Sunday, 15 May 2011

Towards a new kind of efficiency

For most of this year, the publication of the Treasury’s Public Service Reform white paper has been horribly imminent. David Cameron even gave a speech raising the curtain on it. But nothing happened. It is still imminent.


Of course we know that, behind the scenes, there are struggles to shift the emphasis from mass privatisation to gentle mutualisation. It is far from clear yet whether the Treasury realise that the tools you need for one – big, industrial strength, shared commissioning – is very different from what you need for the other. We shall see.

But the real problem is that the coalition are only half way through a revolution in service thinking. They have got rid of targets, chucked out the Audit Commission, yet commissioning units get bigger and bigger, the disastrous shared back office systems continue to grow, and McKinsey consultants are still at large in the corridors of Whitehall.. The result? Sclerosis.

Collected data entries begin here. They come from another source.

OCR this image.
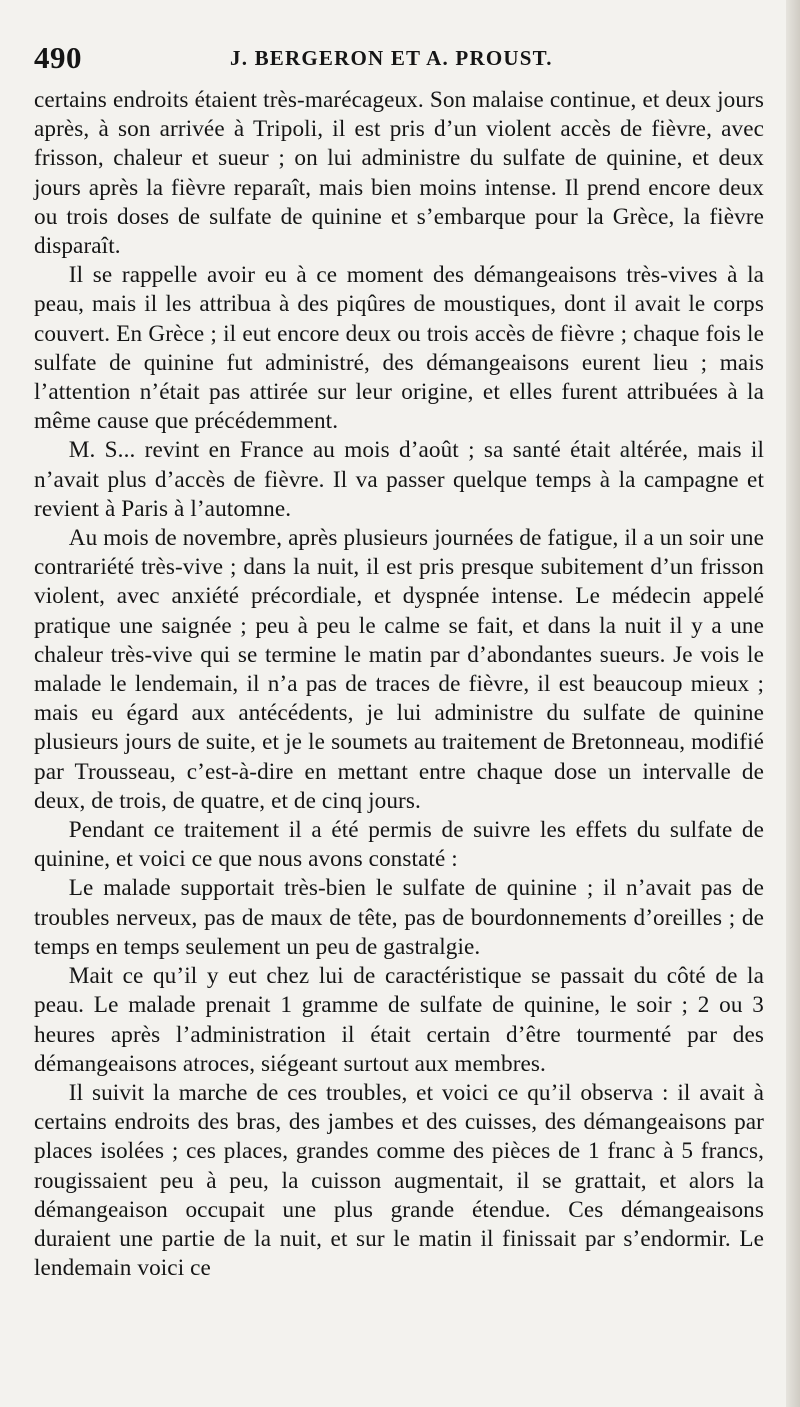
490	J. BERGERON ET A. PROUST.

certains endroits étaient très-marécageux. Son malaise continue, et deux jours après, à son arrivée à Tripoli, il est pris d’un violent accès de fièvre, avec frisson, chaleur et sueur ; on lui administre du sulfate de quinine, et deux jours après la fièvre reparaît, mais bien moins intense. Il prend encore deux ou trois doses de sulfate de quinine et s’embarque pour la Grèce, la fièvre disparaît.

Il se rappelle avoir eu à ce moment des démangeaisons très-vives à la peau, mais il les attribua à des piqûres de moustiques, dont il avait le corps couvert. En Grèce ; il eut encore deux ou trois accès de fièvre ; chaque fois le sulfate de quinine fut administré, des démangeaisons eurent lieu ; mais l’attention n’était pas attirée sur leur origine, et elles furent attribuées à la même cause que précédemment.

M. S... revint en France au mois d’août ; sa santé était altérée, mais il n’avait plus d’accès de fièvre. Il va passer quelque temps à la campagne et revient à Paris à l’automne.

Au mois de novembre, après plusieurs journées de fatigue, il a un soir une contrariété très-vive ; dans la nuit, il est pris presque subitement d’un frisson violent, avec anxiété précordiale, et dyspnée intense. Le médecin appelé pratique une saignée ; peu à peu le calme se fait, et dans la nuit il y a une chaleur très-vive qui se termine le matin par d’abondantes sueurs. Je vois le malade le lendemain, il n’a pas de traces de fièvre, il est beaucoup mieux ; mais eu égard aux antécédents, je lui administre du sulfate de quinine plusieurs jours de suite, et je le soumets au traitement de Bretonneau, modifié par Trousseau, c’est-à-dire en mettant entre chaque dose un intervalle de deux, de trois, de quatre, et de cinq jours.

Pendant ce traitement il a été permis de suivre les effets du sulfate de quinine, et voici ce que nous avons constaté :

Le malade supportait très-bien le sulfate de quinine ; il n’avait pas de troubles nerveux, pas de maux de tête, pas de bourdonnements d’oreilles ; de temps en temps seulement un peu de gastralgie.

Mait ce qu’il y eut chez lui de caractéristique se passait du côté de la peau. Le malade prenait 1 gramme de sulfate de quinine, le soir ; 2 ou 3 heures après l’administration il était certain d’être tourmenté par des démangeaisons atroces, siégeant surtout aux membres.

Il suivit la marche de ces troubles, et voici ce qu’il observa : il avait à certains endroits des bras, des jambes et des cuisses, des démangeaisons par places isolées ; ces places, grandes comme des pièces de 1 franc à 5 francs, rougissaient peu à peu, la cuisson augmentait, il se grattait, et alors la démangeaison occupait une plus grande étendue. Ces démangeaisons duraient une partie de la nuit, et sur le matin il finissait par s’endormir. Le lendemain voici ce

Will the white paper address this? It doesn’t seem very hopeful, really. But I spent this last week as a 'collaborator' of a pop-up think-tank based in an old Subway shop in Exmouth Market.  The result is my own advice for the government.  Because it seems to me that there is one way (well, four ways, actually) they can both increase the effectiveness and lower the cost of public services in the long term:

1. Make services more flexible
2. Build services which also reduce demand
3. Co-produce services to reach out and rebuild community.